Once the predictors are orthonormal, the fit is trivially stable — there is no $A^{\mathsf{T}}A$ to invert, because $A^{\mathsf{T}}A = Q^{\mathsf{T}}Q = I$. Even better, the regression coefficients decouple: each coefficient is just $\mathbf{q}_i \cdot \mathbf{b}$, a single dot product, computed independently of all the others. Adding a higher-degree term does not disturb the lower-degree coefficients at all — a property the raw powers conspicuously lack, where adding one term shuffles every coefficient. This is the "non-interfering directions" theme of Part IV made financial: orthogonal predictors are coordinates that do not talk to each other, so each one's contribution is clean, stable, and interpretable.
What the analyst learned
Three lessons generalize far beyond polynomial fitting.
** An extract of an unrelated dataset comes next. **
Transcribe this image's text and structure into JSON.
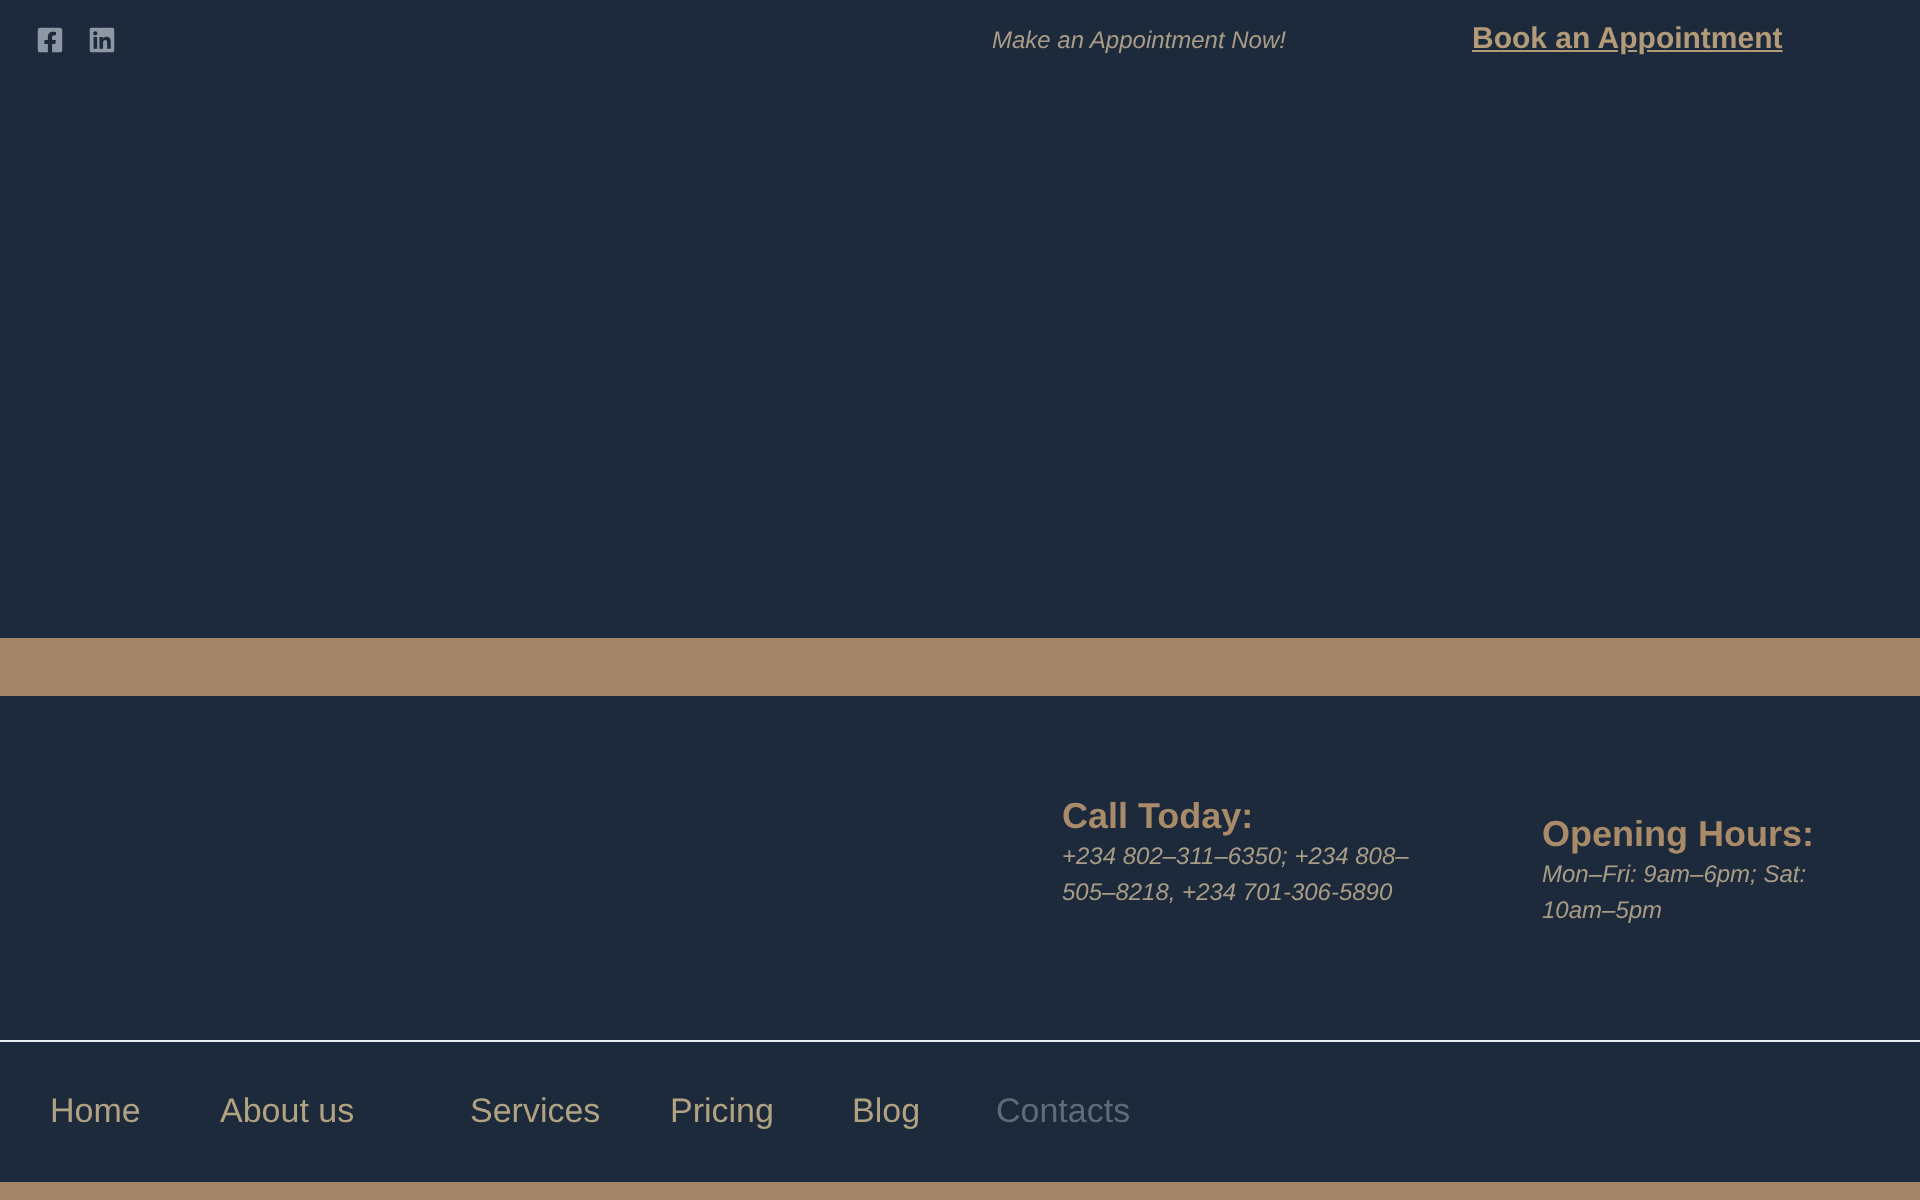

First, a correct formula is not a correct computation — the normal equations are exactly right on paper and catastrophically wrong in floating point for ill-conditioned data, which is why understanding conditioning (Chapter 38) is not optional for anyone who fits models to real data. Second, QR is the default tool for least squares precisely because it avoids the conditioning penalty, and every serious numerical library reflects that choice. Third, and most conceptually, orthogonality is a computational gift, not just a geometric nicety: building an orthonormal basis by Gram-Schmidt turns a fragile, entangled problem into a robust, decoupled one. The same right-angle instinct from grade school, the same repeated projection from Chapter 19, is what stands between the climate lab and a curve full of lies. When a statistical fit misbehaves at high flexibility, the experienced analyst's first thought is not "the model is wrong" but "the basis is ill-conditioned — orthogonalize it."